Весть эта была воспринята, вопреки ожиданиям Южина, спокойно: «Ах вот как! Этим вас, господа, не удивишь, оказывается».
— Так вот, будучи не в силах подавить забастовочное движение с помощью всяких зубатовских организаций, губернатор Накашидзе решил разделаться с ним по-своему. После событий в Петербурге в январе нынешнего года он был срочно вызван в столицу. Его возвращение ознаменовалось каким-то подозрительным затишьем.
— Опять подозрительным? Не много ли подозрительного? — не успокаивался кто-то из меньшевиков.
— Много, милостивый государь, очень много. История рассудит, насколько истинны эти подозрения. А февраль 1905 года показал, что они не так уж неосновательны.
— Правильно, — поддержал Галерка…
— Если в Петербурге был кровавым январь, то в Баку обагрился кровью февраль. Накашидзе не только защищал, но и поощрял погромщиков. Он позволял им грабить магазины и лавки армян, убивать их прямо на улице. Я видел истекающих кровью людей. При мне городовой снимал сапоги с убитого армянского юноши, чтобы затем натянуть их на себя… Знали ли мы, социал-демократы, о готовящейся резне? — продолжал Южин. — Догадывались. У меня на квартире заседал по этому поводу Бакинский комитет. Мы выпустили листовки на трех языках — армянском, азербайджанском, русском, где обратились к рабочим с призывом не допустить кровопролития. Но, видимо, дело зашло уже слишком далеко.
— Может быть, в этом тоже повинны меньшевики? — съязвил все тот же голос.
— Это смотря что называть виною. Армянские националистические организации — «Дашнакцутюн», национальные социал-демократы тоже не считают себя повинными. Но ведь они посмеялись над нашим предупреждением, заявив, что ни о какой распре между мусульманами и армянами в Баку и речи быть не может. А потом удирали из города в одних портках. Именно их обвинили в убийстве азербайджанца Бабаева, ссылаясь на то, что оно произошло возле армянского собора.
Четверо суток, четыре дня и ночи, — я не буду описывать их: здесь собрались люди, видавшие и кровь, и утраты, — длилась эта резня. Скажу только, что не приказал бы Накашидзе остановить погром, если бы по нашему призыву не всколыхнулись рабочие окраины, а в центре города не начались уличные демонстрации. В большом зале общественного клуба собрался митинг. Мне пришлось выступать на нем…
Но не я вышел на трибуну первым.
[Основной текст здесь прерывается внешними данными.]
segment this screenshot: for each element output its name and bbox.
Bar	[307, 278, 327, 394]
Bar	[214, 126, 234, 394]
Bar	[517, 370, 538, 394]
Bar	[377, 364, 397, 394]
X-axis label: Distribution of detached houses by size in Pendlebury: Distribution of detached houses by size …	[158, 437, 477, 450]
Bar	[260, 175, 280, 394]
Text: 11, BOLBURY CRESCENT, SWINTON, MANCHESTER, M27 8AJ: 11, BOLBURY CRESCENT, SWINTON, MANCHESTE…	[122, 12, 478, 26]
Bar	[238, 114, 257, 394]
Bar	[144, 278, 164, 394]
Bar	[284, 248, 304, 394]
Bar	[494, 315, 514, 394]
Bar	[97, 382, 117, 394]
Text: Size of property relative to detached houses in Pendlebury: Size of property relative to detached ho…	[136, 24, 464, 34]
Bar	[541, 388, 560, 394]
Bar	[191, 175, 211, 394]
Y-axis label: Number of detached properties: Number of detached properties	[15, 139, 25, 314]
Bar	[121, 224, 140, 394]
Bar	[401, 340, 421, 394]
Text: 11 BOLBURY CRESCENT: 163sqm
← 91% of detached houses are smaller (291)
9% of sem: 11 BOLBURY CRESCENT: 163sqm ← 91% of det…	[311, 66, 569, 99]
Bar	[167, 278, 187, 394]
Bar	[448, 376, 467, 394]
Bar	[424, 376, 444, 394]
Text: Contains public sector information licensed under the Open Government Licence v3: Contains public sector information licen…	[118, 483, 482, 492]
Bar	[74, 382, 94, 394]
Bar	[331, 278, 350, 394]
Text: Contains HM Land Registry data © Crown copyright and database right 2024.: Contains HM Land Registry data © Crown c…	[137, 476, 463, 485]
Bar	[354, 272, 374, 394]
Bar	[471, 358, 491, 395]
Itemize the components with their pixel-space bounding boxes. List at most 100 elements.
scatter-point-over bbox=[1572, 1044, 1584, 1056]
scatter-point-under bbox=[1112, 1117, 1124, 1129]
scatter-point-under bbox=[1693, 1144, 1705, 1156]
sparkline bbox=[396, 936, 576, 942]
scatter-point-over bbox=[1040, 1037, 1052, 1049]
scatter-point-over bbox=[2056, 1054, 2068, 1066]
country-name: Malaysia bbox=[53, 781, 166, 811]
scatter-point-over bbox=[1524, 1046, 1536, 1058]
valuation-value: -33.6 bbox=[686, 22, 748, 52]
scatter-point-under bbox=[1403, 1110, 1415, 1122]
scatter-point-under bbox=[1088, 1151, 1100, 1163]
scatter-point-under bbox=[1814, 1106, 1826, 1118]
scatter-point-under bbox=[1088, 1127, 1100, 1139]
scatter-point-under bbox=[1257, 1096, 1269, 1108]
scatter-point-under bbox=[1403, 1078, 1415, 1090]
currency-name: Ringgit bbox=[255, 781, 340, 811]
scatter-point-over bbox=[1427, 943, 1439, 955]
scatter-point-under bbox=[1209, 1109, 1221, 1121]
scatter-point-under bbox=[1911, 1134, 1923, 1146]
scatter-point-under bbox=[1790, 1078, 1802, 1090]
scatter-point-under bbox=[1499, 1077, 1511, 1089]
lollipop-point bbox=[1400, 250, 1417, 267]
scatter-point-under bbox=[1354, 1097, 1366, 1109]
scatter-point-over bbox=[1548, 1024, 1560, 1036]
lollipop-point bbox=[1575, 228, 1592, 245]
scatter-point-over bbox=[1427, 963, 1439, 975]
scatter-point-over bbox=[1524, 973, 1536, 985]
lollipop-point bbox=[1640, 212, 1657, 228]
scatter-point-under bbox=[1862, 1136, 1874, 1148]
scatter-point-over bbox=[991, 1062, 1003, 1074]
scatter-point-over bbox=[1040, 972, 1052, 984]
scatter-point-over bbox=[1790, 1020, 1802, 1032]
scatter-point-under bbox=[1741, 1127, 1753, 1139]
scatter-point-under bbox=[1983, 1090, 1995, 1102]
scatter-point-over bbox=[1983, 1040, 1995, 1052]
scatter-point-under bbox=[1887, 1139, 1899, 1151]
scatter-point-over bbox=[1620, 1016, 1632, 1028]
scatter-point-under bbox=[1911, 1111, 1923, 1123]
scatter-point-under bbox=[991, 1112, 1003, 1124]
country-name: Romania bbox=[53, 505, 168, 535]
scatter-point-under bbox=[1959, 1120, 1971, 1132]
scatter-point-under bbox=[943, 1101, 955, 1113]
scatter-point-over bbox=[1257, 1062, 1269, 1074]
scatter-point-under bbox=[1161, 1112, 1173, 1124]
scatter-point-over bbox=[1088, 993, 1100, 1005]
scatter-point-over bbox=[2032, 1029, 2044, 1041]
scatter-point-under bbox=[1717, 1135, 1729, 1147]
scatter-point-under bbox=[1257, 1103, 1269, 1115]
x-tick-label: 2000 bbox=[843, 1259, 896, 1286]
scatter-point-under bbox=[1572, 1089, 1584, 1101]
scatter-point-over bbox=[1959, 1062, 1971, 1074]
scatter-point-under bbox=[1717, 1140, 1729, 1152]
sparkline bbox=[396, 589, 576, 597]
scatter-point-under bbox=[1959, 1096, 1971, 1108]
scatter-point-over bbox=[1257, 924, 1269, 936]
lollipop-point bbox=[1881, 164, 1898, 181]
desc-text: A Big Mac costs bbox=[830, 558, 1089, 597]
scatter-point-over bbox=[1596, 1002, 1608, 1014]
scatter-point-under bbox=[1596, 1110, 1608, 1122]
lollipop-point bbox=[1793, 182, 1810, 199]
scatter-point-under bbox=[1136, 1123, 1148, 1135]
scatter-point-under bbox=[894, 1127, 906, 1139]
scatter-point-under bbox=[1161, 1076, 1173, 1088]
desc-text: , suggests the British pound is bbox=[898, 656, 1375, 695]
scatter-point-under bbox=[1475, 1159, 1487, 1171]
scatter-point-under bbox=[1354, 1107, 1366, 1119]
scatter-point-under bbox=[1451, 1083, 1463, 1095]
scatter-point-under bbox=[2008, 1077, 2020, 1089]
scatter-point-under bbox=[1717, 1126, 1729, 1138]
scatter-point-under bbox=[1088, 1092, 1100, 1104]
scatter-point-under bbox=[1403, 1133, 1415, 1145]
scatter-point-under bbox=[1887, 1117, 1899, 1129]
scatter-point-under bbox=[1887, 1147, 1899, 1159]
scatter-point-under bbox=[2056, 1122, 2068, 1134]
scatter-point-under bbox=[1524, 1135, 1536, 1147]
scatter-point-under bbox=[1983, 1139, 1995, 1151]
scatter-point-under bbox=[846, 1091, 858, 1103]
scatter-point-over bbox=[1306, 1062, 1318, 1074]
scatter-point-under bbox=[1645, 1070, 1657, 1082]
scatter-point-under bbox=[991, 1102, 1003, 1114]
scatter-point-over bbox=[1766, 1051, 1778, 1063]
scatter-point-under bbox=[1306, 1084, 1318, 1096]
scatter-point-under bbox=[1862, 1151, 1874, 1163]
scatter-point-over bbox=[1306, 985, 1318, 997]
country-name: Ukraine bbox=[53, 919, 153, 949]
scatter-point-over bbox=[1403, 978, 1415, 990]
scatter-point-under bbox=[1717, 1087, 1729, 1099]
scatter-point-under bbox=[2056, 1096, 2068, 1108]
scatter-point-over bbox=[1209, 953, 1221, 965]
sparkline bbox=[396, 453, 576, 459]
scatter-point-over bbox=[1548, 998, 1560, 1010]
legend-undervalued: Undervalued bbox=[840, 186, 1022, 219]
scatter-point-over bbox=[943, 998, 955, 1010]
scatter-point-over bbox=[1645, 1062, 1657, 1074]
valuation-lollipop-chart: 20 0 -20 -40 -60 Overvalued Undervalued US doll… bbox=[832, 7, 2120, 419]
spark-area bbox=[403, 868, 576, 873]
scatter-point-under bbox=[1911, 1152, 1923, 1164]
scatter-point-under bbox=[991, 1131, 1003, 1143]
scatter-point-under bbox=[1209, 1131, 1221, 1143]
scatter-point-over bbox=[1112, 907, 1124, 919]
Мы долго слушали различных ораторов — от буржуа до некоторых лиц, именующих себя социал-демократами. И среди них — братьев Шендриковых, столь любезных сердцу меньшинства. Это они намеренно или по глупости попустительствовали бандитам, не дали рабочему классу сказать свое веское и революционное «нет!». А теперь судите сами, предательство это или не предательство. Подозрительно или не подозрительно. Революционно или контрреволюционно…
Южин еще говорил, а аудитория уже неистовствовала. Заскрипели, застучали стулья, размахивая кулаками, повскакали со своих мест меньшевики.
— Довольно…
— Провокация…
Васильев, постучав по стакану, на минуту овладел вниманием.
— Напрасно, напрасно… Мне, повидавшему резню в Баку, ваша демонстрация не страшна. Тем более — вы всё правильно поняли…
Южин словно подлил масла в огонь. Он знал, что подобные сцепы возможны, но, что меньшевики пустят в ход кулаки, представить себе не мог. «Ай-ай-ай, — подумал он. — Такие почтенные люди… Вот вам и интеллектуалы. Не на это ли намекала Надежда Константиновна?»
Он медленно, словно его не касалось то, что происходит вокруг, собрал свои записи, положил их в боковой карман пиджака и направился туда, где Галерка усиленно выяснял отношения с одним из меньшевиков.
— Хулиганство, — вопил голос, который все время прерывал Южина. — Бог знает что такое…
— Обвинить меньшевиков в измене — это же уму непостижимо, — истерически кричал пунцовый Мартов.
Кто-то взял Васильева под руку, это был Владимир Ильич. Они вышли на улицу.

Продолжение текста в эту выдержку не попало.